I instantly imagined him trying to punch little phone buttons with those huge fingers. No, of course he hadn’t done that.
“Nah,” he said, and waved a huge, hairy arm to the north. “Fellas at the reservation help us make calls sometimes. They’re a good bunch.”
I shook myself and took a deep breath. For Pete’s sake, I was a wizard. I dealt with the supernatural all the time. I shouldn’t be this rattled by one little unexpected encounter. I shoved my nerves and my discomfort down and replaced them with iron professionalism—or at least the semblance of calm.
I emerged from my hidey-hole and went over to the fire. I settled down across from the Bigfoot, noting as I did that I was uncomfortably close to being within reach of his long arms. “Um … welcome. I’m Harry Dresden.”
The Bigfoot nodded and looked at me expectantly. After a moment of that, he said, as if prompting a child, “This is your fire.”
I blinked. Honoring the obligations of hospitality is a huge factor in the supernatural communities around the world—and as it was my campfire, I was the de facto host, and the Bigfoot my guest. I said, “Yes. I’ll be right back.”
I hurried back to my car and came back to the campfire with two cans of warm Coke and half a tin of salt-and-vinegar Pringles chips. I opened both cans and offered the Bigfoot one of them.
Then I opened the Pringles and divided them into two stacks, offering him his choice of either.
The Bigfoot accepted them and sipped almost delicately at the Coke, handling the comparatively tiny can with far mo
re grace than I would have believed. The chips didn’t get the careful treatment. He popped them all into his mouth and chomped down on them enthusiastically. I emulated him. I got a lot of crumbs on the front of my coat.
The Bigfoot nodded at me. “Hey, got any smokes?”
“No,” I said. “Sorry. It’s not a habit.”
“Maybe next time,” he said. “Now. You have given me your name, but I have not given you mine. I am called Strength of a River in His Shoulders, of the Three Stars Forest People. And there is a problem with my son.”

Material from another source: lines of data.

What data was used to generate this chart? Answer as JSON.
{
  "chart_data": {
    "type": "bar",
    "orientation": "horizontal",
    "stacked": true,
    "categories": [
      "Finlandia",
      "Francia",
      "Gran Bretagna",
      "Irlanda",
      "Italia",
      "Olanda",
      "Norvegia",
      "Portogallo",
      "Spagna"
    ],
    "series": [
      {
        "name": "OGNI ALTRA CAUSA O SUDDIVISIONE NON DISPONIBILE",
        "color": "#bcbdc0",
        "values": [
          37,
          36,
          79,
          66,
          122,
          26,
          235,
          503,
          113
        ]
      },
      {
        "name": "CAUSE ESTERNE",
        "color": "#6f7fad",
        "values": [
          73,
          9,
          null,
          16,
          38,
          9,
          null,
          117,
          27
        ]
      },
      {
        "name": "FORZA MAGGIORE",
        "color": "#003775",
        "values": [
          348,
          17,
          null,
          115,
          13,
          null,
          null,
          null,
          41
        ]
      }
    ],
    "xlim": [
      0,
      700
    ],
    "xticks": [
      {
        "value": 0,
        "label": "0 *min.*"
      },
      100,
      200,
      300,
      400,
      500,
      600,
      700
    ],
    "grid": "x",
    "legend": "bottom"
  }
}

“What kind of problem?” I asked.
“His mother can tell you in greater detail than I can,” River Shoulders said.
“His mother?” I rubbernecked. “Is she around?”

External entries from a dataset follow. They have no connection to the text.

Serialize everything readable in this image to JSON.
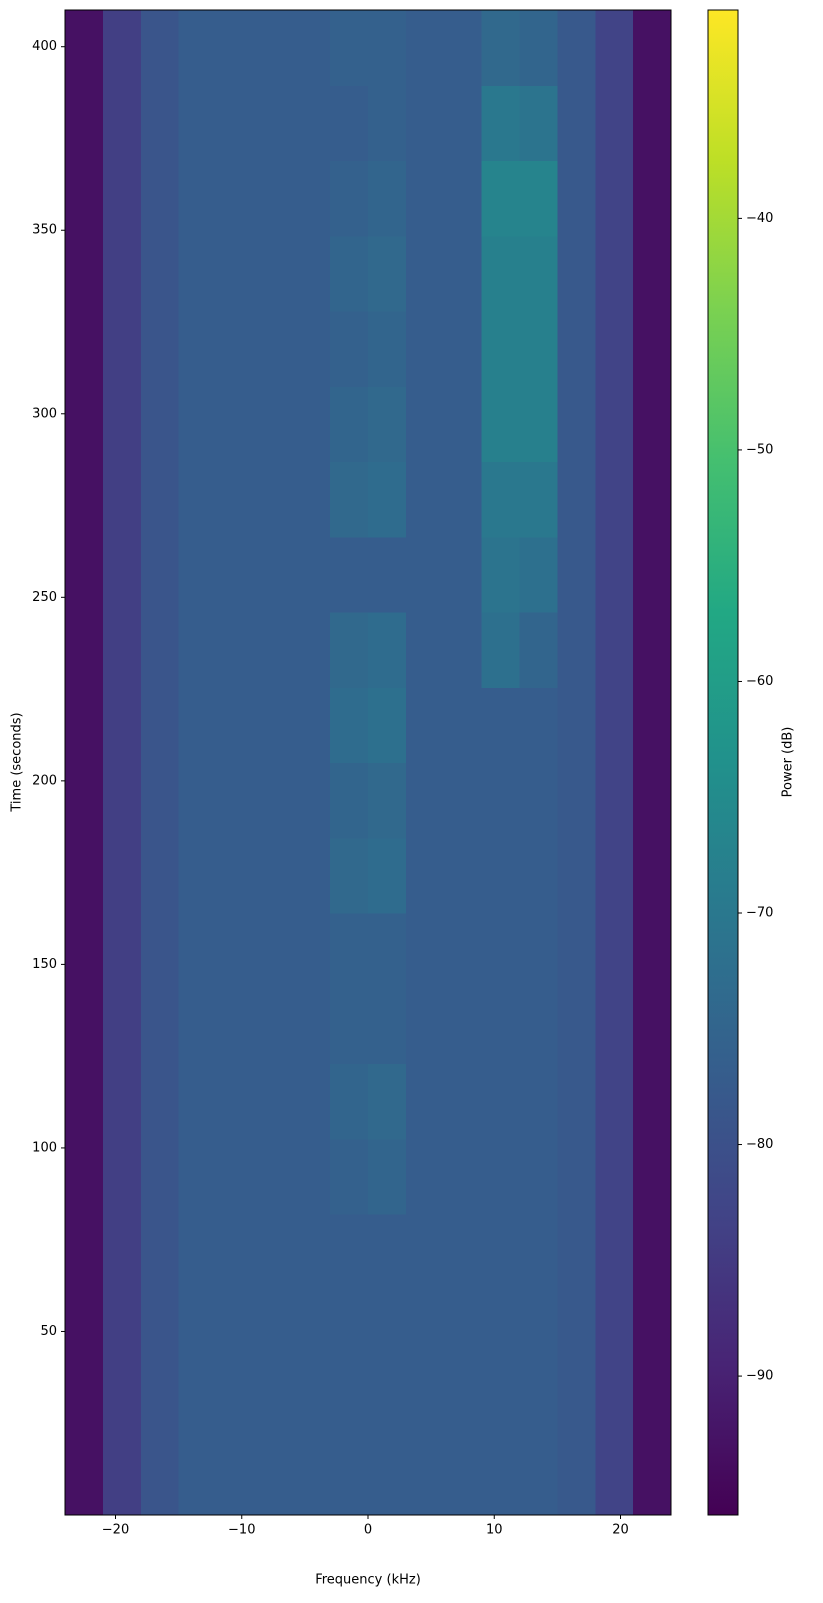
{
  "chart_data": {
    "type": "heatmap",
    "xlabel": "Frequency (kHz)",
    "ylabel": "Time (seconds)",
    "colorbar_label": "Power (dB)",
    "colormap": "viridis",
    "clim": [
      -96,
      -31
    ],
    "xlim": [
      -24,
      24
    ],
    "ylim": [
      0,
      410
    ],
    "xticks": [
      {
        "value": -20,
        "label": "−20"
      },
      {
        "value": -10,
        "label": "−10"
      },
      0,
      10,
      20
    ],
    "yticks": [
      50,
      100,
      150,
      200,
      250,
      300,
      350,
      400
    ],
    "cticks": [
      {
        "value": -90,
        "label": "−90"
      },
      {
        "value": -80,
        "label": "−80"
      },
      {
        "value": -70,
        "label": "−70"
      },
      {
        "value": -60,
        "label": "−60"
      },
      {
        "value": -50,
        "label": "−50"
      },
      {
        "value": -40,
        "label": "−40"
      }
    ],
    "xbins": [
      -24,
      -21,
      -18,
      -15,
      -12,
      -9,
      -6,
      -3,
      0,
      3,
      6,
      9,
      12,
      15,
      18,
      21,
      24
    ],
    "ybins": [
      0,
      20.5,
      41,
      61.5,
      82,
      102.5,
      123,
      143.5,
      164,
      184.5,
      205,
      225.5,
      246,
      266.5,
      287,
      307.5,
      328,
      348.5,
      369,
      389.5,
      410
    ],
    "values": [
      [
        -93,
        -84,
        -79,
        -77,
        -77,
        -77,
        -77,
        -77,
        -77,
        -77,
        -77,
        -77,
        -77,
        -78,
        -83,
        -93
      ],
      [
        -93,
        -84,
        -79,
        -77,
        -77,
        -77,
        -77,
        -77,
        -77,
        -77,
        -77,
        -77,
        -77,
        -78,
        -83,
        -93
      ],
      [
        -93,
        -84,
        -79,
        -77,
        -77,
        -77,
        -77,
        -77,
        -77,
        -77,
        -77,
        -77,
        -77,
        -78,
        -83,
        -93
      ],
      [
        -93,
        -84,
        -79,
        -77,
        -77,
        -77,
        -77,
        -77,
        -77,
        -77,
        -77,
        -77,
        -77,
        -78,
        -83,
        -93
      ],
      [
        -93,
        -84,
        -79,
        -77,
        -77,
        -77,
        -77,
        -76,
        -75,
        -77,
        -77,
        -77,
        -77,
        -78,
        -83,
        -93
      ],
      [
        -93,
        -84,
        -79,
        -77,
        -77,
        -77,
        -77,
        -75,
        -74,
        -77,
        -77,
        -77,
        -77,
        -78,
        -83,
        -93
      ],
      [
        -93,
        -84,
        -79,
        -77,
        -77,
        -77,
        -77,
        -76,
        -76,
        -77,
        -77,
        -77,
        -77,
        -78,
        -83,
        -93
      ],
      [
        -93,
        -84,
        -79,
        -77,
        -77,
        -77,
        -77,
        -76,
        -76,
        -77,
        -77,
        -77,
        -77,
        -78,
        -83,
        -93
      ],
      [
        -93,
        -84,
        -79,
        -77,
        -77,
        -77,
        -77,
        -74,
        -73,
        -77,
        -77,
        -77,
        -77,
        -78,
        -83,
        -93
      ],
      [
        -93,
        -84,
        -79,
        -77,
        -77,
        -77,
        -77,
        -75,
        -74,
        -77,
        -77,
        -77,
        -77,
        -78,
        -83,
        -93
      ],
      [
        -93,
        -84,
        -79,
        -77,
        -77,
        -77,
        -77,
        -73,
        -72,
        -77,
        -77,
        -77,
        -77,
        -78,
        -83,
        -93
      ],
      [
        -93,
        -84,
        -79,
        -77,
        -77,
        -77,
        -77,
        -74,
        -73,
        -77,
        -77,
        -72,
        -75,
        -78,
        -83,
        -93
      ],
      [
        -93,
        -84,
        -79,
        -77,
        -77,
        -77,
        -77,
        -77,
        -77,
        -77,
        -77,
        -71,
        -72,
        -78,
        -83,
        -93
      ],
      [
        -93,
        -84,
        -79,
        -77,
        -77,
        -77,
        -77,
        -74,
        -73,
        -77,
        -77,
        -70,
        -70,
        -78,
        -83,
        -93
      ],
      [
        -93,
        -84,
        -79,
        -77,
        -77,
        -77,
        -77,
        -75,
        -74,
        -77,
        -77,
        -68,
        -68,
        -78,
        -83,
        -93
      ],
      [
        -93,
        -84,
        -79,
        -77,
        -77,
        -77,
        -77,
        -76,
        -75,
        -77,
        -77,
        -68,
        -68,
        -78,
        -83,
        -93
      ],
      [
        -93,
        -84,
        -79,
        -77,
        -77,
        -77,
        -77,
        -75,
        -74,
        -77,
        -77,
        -68,
        -68,
        -78,
        -83,
        -93
      ],
      [
        -93,
        -84,
        -79,
        -77,
        -77,
        -77,
        -77,
        -76,
        -75,
        -77,
        -77,
        -67,
        -67,
        -78,
        -83,
        -93
      ],
      [
        -93,
        -84,
        -79,
        -77,
        -77,
        -77,
        -77,
        -77,
        -76,
        -77,
        -77,
        -70,
        -71,
        -78,
        -83,
        -93
      ],
      [
        -93,
        -84,
        -79,
        -77,
        -77,
        -77,
        -77,
        -76,
        -76,
        -77,
        -77,
        -74,
        -75,
        -78,
        -83,
        -93
      ]
    ]
  }
}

“No,” he said. “She lives in Chicago.”
I blinked. “His mother …”
“Human,” River Shoulders said. “The heart wants what the heart wants, yeah?”
Then I got it. “Oh. He’s a scion.”
That made more sense. A lot of supernatural folk can and do interbreed with humanity. The resulting children, half mortal, half supernatural, are called scions. Being a scion means different things to different children, depending on their parentage, but they rarely have an easy time of it in life.
River Shoulders nodded. “Forgive my ignorance of the issues. Your society is … not one of my areas of expertise.”
I know, right? A Bigfoot saying “expertise.”
I shook my head a little. “If you can’t tell me anything, why did you call me here? You could have told me all of this on the phone.”
“Because I wanted you to know that I thought the problem supernatural in origin, and that I would have good reason to recognize it. And because I brought your retainer.” He rummaged in a buckskin pouch that he wore slung across the front of his body. It had been all but invisible amid his thick pelt. He reached a hand in and tossed something at me.
I caught it on reflex and nearly yelped as it hit my hand. It was the size of a golf ball and extraordinarily heavy. I held it closer to the fire and then whistled in surprise.